The effect of cold exposure on energy expenditure of mice fed an obesogenic diet

Objective

Cold exposure is one of the most powerful physiological stimuli for thermogenic adipose tissue activity and may positively impact metabolic homeostasis. An important gap in knowledge is whether mice with diet-induced obesity respond to cold similarly to their lean counterparts. The goal of the present study was to compare the response to cold exposure between mice fed a standard (normal-fat) diet and a higher-fat diet.

Methods

Male C56BL/6J mice fed a standard diet (13.1% fat) or a higher-fat diet (21.6% fat) during adulthood and exposed to cold (4-6°C) following different approaches. Body weight, body composition, food intake, rectal temperature, energy expenditure, and respiratory exchange ratio were assessed.

Results

Cold exposure significantly increased energy expenditure and limited weight gain despite elevated food intake in mice fed either a standard or a higher-fat diet, while body composition, body temperature, and respiratory exchange ratio remained stable across both dietary groups.
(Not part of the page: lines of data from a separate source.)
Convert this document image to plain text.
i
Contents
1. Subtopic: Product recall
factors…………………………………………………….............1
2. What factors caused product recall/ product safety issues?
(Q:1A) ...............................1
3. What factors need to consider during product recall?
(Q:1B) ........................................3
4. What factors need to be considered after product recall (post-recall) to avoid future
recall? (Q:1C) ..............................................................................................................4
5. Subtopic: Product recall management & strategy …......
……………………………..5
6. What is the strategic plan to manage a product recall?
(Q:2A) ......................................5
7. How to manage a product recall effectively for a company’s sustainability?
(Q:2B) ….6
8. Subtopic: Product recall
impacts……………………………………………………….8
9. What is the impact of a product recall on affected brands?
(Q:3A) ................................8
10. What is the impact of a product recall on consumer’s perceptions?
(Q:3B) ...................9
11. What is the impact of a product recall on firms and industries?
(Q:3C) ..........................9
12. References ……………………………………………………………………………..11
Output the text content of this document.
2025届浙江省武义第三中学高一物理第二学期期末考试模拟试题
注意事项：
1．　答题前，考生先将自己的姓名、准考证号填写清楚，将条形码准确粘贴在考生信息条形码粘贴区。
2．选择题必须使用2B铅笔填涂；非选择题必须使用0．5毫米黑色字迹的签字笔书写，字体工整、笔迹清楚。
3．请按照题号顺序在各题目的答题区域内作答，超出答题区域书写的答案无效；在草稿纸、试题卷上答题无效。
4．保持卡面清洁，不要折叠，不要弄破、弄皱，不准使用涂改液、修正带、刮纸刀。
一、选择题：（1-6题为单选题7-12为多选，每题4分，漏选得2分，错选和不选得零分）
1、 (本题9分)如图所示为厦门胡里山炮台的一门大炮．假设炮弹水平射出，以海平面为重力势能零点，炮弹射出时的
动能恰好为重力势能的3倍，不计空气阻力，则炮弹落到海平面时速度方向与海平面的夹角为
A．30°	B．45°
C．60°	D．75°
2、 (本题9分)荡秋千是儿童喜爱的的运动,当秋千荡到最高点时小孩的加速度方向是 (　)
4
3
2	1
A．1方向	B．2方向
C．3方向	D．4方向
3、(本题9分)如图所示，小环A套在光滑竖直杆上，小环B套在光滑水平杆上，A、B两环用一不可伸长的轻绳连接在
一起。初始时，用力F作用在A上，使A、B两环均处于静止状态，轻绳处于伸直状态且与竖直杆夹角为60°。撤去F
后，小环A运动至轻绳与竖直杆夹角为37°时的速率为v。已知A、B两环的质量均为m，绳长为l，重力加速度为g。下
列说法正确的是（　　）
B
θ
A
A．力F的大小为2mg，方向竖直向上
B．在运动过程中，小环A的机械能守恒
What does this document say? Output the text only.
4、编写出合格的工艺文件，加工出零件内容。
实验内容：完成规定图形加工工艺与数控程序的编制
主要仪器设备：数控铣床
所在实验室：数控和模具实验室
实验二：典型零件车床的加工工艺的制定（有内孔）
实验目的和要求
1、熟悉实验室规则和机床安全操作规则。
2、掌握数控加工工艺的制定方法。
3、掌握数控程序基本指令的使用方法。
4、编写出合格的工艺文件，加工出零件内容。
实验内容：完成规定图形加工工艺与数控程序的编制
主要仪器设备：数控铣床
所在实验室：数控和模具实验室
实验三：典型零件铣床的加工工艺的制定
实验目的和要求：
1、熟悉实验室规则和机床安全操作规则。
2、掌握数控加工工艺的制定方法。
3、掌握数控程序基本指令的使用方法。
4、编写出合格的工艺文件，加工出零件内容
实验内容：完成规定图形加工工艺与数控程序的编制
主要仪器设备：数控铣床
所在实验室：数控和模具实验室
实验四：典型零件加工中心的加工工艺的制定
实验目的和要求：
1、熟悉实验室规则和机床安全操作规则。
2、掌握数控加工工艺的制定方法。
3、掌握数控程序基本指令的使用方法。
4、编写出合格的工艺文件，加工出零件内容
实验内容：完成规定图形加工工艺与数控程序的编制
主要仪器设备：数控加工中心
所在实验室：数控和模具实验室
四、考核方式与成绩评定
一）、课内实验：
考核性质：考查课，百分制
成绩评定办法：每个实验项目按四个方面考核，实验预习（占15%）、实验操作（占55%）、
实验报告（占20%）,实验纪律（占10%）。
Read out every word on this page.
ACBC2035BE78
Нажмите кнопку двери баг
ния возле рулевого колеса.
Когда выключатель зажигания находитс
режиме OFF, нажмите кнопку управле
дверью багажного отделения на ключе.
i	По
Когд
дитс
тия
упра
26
Moreover, energy expenditure measured at 4-6 °C was comparable between mice fed standard and higher-fat diets, demonstrating that cold-induced thermogenesis may elicit a consistent metabolic response independent of dietary fat content.

Conclusions

Our results demonstrated that cold exposure increased energy expenditure in both lean and obese animals, highlighting thermogenesis as a promising target for obesity treatment beyond current approaches focusing on appetite suppression.

Highlights

• Cold exposure increases energy expenditure and limits weight gain in both control diet and higher-fat diet-fed mice, despite increased food intake.

• Core body temperature and body composition remain stable during cold exposure, regardless of dietary fat content.

• Cold-induced thermogenesis elicits a comparable metabolic response in control diet and higher-fat diet-fed mice, supporting its potential as a therapeutic strategy for obesity.